MindCluster cluster scheduling components allow users to deploy vLLM inference jobs through AIBrix StormService for job scheduling and rescheduling of faulty instances. The used AIBrix version is v0.5.0, requiring vLLM-Ascend with main branch commit ID 41fbc5e or later.

This section provides feature principles and configuration examples. You can refer to the configuration examples to deploy AIBrix-based vLLM inference jobs.

Prerequisites

Before deploying vLLM inference jobs, ensure that the following components have been installed.

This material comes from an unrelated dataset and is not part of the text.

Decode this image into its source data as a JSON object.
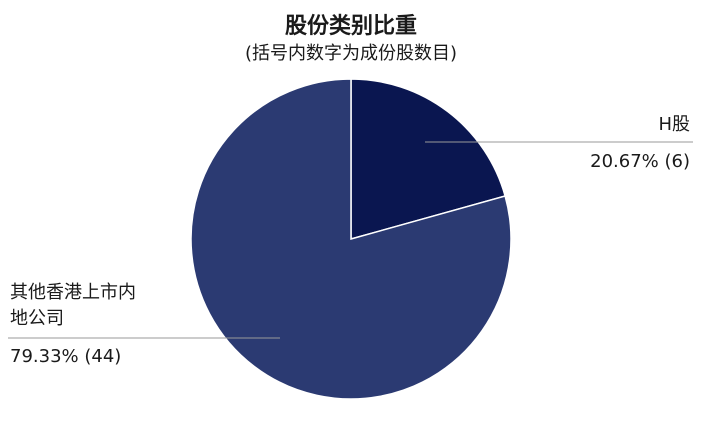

If they are not installed, install them by referring to Installation and Deployment.
  • Volcano
  • Ascend Device Plugin
  • Ascend Docker Runtime
  • ClusterD
  • (Optional) NodeD

Supported Products

  • Atlas 800I A2 inference server
  • Atlas 800I A3 SuperPoD Server

Instructions

MindCluster cluster scheduling components support containerized deployment of vLLM inference services and rescheduling upon faults in the following ways: This section focuses on the CLI and one-click script deployment methods.

  • Using the CLI: Deploy a job through its YAML file.
  • One-click script deployment: Deploy a job using an automatic script.
  • Use after integration: Integrate the cluster scheduling components into an existing third-party AI platform or an AI platform developed based on the cluster scheduling components.